Attention, Insight and Ethics
A weekend with Christina Feldman and John Peacock
Date: 15-16 april kl 10-16.30
Venue: Klinik Mitra. Sankt Knuds vej 36, 2.sal. 1903 Frederiksberg, Copenhagen
Cost: €270.00. The price includes a fee for the teacher, no additional dana will be requested.
This event is run in collaboration with Bodhi College
DESCRIPTION:
This weekend examines the relationship between the development of an attention (yoniso manasikara) that leads to a penetrating insight (vipassana) into how we live our lives.
The way we live our lives can be summed up in the word ‘ethics’. Not as a list of rules, but as a responsiveness to the unfolding dimensions of our lives and our interrelationship with others, the environment and other beings.
This course will include extended teaching periods, with space for practice and questions/reflections.
ADDITIONAL INFORMATION:
- Non-residential course – Accommodation must be booked independently by participants.
- Lunch not included, daytime tea and coffee are.
SUITABILITY:
Open to all – new and experienced practitioners alike.
COST:
- The price includes a fee for the teacher, no additional dana will be requested.
- Full Payment required on booking (Deposits cannot be taken for weekend courses)
- A limited number of Bursary placesare available for this course.
TEACHERS:
CHRISTINA FELDMAN is a co-founder of Gaia House and a guiding teacher at Insight Meditation Society, Barre, Massachussetts. The author of a number of books, she has been teaching insight meditation retreats internationally since 1976. She is one of the teaching faculty of the CPP programme, dedicated to the study and application of the early teachings of the Buddha and is engaged in teaching the Buddhist psychological foundations of mindfulness to those training to teach mindfulness-based applications in England, Belgium and the Netherlands. Her most recent book Mindfulness: Ancient Wisdom Meets Modern Psychology, written with Willem Kuyken, was published in the summer of 2019.

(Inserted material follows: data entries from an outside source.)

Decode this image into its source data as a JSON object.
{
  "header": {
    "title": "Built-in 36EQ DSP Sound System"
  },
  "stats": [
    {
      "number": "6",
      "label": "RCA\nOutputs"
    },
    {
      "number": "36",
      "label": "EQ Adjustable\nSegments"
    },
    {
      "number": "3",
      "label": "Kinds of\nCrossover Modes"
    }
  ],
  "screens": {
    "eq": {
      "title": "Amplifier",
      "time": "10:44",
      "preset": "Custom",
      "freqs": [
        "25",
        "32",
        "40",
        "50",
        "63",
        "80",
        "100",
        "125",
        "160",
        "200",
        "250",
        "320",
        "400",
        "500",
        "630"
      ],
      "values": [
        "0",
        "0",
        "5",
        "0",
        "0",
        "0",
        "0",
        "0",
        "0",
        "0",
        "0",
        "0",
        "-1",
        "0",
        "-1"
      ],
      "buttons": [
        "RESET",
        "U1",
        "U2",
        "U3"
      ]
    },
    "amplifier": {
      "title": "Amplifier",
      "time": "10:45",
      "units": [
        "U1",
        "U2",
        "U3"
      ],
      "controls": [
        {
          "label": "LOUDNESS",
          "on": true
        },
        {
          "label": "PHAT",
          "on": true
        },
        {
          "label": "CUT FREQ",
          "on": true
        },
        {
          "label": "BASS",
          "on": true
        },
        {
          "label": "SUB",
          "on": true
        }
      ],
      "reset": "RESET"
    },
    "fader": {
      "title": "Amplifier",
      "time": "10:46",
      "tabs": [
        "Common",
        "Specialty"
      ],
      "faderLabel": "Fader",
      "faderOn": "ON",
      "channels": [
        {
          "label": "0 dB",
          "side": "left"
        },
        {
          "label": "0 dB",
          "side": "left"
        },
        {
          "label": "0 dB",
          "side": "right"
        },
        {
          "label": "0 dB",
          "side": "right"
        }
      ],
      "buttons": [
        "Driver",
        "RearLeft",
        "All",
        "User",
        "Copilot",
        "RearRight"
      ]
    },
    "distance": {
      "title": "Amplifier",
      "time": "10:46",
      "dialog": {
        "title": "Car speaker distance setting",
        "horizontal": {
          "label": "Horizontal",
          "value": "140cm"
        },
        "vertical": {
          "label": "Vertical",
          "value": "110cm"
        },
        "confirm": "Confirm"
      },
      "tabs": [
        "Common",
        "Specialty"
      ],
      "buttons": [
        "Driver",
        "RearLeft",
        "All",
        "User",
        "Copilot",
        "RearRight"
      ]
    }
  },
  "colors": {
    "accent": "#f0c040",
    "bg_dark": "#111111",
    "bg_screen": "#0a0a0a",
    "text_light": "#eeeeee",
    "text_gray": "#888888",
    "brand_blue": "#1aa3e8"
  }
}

JOHN PEACOCK is both an academic and a Buddhist practitioner of nearly fifty years. Trained initially in the Tibetan Gelugpa tradition in India, he subsequently spent time in Sri Lanka studying Theravada. After doing a doctorate in philosophy, he taught Buddhist and Western philosophy and then Buddhist Studies at the University of Bristol. He went on to be Associate Director of the Oxford Mindfulness Centre, co-direct the Master of Studies programme in MBCT(Mindfulness-based Cognitive Therapy) at Oxford University, and teach Buddhist psychology on the same course. John is now retired from academia and continues to teach meditation, as he has done for more than thirty-five years.